Boneyard Tools

Vector Calculator

Work with 2D and 3D vectors in one place. Pick a dimension, type the components of vector A and B, choose an operation, and read the result vector or scalar instantly. It covers addition, subtraction, scaling, dot and cross products, magnitude, the unit vector, the angle between vectors, distance, and projection.

How to use the vector calculator

  1. Choose 2D or 3D, then type each component of vector A, and vector B if your operation needs a second vector.
  2. Pick the operation you want, such as dot product, cross product, magnitude, or angle.
  3. Read the result vector or scalar below, along with the magnitude and angle cards.

Examples

Dot product of two 3D vectors

A = [1, 2, 3], B = [4, 5, 6]
32

Cross product of the x and y axes

A = [1, 0, 0], B = [0, 1, 0]
[0, 0, 1]

Magnitude of a 2D vector

A = [3, 4]
5

Frequently asked questions

What is the difference between the dot and cross product?

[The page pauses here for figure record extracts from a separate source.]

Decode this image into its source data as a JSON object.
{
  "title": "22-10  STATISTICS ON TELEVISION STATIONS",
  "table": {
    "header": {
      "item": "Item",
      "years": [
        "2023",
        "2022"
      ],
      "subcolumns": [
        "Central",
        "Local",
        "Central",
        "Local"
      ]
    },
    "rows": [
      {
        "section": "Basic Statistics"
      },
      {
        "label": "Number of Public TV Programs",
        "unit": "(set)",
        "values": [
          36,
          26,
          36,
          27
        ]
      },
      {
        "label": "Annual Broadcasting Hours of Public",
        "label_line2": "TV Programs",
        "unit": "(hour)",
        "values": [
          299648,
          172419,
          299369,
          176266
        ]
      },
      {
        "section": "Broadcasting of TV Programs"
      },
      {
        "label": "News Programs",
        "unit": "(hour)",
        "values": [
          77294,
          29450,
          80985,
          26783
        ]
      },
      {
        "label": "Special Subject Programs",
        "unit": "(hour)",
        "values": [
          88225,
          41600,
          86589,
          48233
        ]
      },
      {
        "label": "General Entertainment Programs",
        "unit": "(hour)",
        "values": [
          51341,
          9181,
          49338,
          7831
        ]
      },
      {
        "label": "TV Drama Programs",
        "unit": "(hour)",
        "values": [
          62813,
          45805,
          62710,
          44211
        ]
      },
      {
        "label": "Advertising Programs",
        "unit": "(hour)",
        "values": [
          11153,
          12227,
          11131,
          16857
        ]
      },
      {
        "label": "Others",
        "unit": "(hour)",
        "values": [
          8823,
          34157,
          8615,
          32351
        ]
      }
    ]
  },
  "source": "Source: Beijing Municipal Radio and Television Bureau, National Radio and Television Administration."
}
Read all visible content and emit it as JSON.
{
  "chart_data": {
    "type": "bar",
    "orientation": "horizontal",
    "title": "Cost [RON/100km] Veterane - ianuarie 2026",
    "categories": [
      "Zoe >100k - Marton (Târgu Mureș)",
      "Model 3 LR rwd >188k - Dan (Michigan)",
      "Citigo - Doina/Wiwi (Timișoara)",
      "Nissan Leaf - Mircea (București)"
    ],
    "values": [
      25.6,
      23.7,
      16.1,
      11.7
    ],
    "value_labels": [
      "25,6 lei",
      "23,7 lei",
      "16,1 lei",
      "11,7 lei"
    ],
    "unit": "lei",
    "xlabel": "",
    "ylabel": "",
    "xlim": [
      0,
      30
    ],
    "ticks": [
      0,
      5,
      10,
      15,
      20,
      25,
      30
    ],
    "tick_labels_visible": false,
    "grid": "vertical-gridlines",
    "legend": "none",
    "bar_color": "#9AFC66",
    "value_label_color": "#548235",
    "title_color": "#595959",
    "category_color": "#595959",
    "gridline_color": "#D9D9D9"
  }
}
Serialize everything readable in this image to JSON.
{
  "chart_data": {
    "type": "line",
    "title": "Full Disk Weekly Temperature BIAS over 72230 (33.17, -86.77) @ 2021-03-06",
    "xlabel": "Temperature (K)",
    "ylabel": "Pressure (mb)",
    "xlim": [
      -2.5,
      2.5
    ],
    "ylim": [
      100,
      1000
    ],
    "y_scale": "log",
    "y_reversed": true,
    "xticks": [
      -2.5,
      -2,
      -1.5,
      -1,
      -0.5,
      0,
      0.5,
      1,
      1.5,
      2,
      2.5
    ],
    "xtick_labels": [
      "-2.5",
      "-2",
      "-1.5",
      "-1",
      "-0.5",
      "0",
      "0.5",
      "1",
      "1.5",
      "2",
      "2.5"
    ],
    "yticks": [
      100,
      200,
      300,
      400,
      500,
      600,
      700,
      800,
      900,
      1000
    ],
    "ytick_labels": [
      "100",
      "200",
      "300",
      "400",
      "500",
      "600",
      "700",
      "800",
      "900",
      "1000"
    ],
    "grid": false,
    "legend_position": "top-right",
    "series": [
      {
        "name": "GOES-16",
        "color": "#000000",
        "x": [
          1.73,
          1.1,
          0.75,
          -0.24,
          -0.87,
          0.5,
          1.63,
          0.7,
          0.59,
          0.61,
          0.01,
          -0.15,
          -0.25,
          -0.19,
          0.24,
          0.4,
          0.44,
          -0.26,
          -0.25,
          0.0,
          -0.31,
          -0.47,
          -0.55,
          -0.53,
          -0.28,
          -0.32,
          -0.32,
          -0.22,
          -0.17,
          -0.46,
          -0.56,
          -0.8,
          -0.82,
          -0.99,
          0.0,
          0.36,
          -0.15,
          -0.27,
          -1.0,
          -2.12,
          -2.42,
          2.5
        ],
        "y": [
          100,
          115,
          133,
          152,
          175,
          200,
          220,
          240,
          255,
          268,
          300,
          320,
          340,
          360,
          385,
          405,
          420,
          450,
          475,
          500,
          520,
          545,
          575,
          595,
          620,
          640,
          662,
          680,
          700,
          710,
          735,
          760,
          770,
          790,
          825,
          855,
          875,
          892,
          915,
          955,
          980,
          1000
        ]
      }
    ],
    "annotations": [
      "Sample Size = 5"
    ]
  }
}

The dot product returns a single number that measures how much two vectors point the same way, and works in 2D or 3D. The cross product returns a new vector perpendicular to both inputs and is only defined for 3D vectors.

How do you find the magnitude of a vector?

The magnitude, or length, is the square root of the sum of the squared components. For the 2D vector [3, 4] it is sqrt(3² + 4²) = 5. The same idea extends to three components in 3D.

How is the angle between two vectors calculated?

It comes from the dot product: cos(theta) = (A · B) / (|A| |B|). The calculator returns the angle in both radians and degrees. Both vectors must be non-zero, since a zero vector has no direction.

Why does normalizing or the angle fail for a zero vector?

A vector of all zeros has length zero and points in no direction, so it has no unit vector and no angle to another vector. The calculator reports that clearly instead of dividing by zero and returning misleading numbers.

What does vector projection give me?

Projecting A onto B returns the part of A that lies along B, as a new vector. It is computed as ((A · B) / (B · B)) times B, and the vector you project onto must be non-zero.

Is my data sent anywhere?

No. Every calculation runs entirely in your browser, so the numbers you enter never leave your device.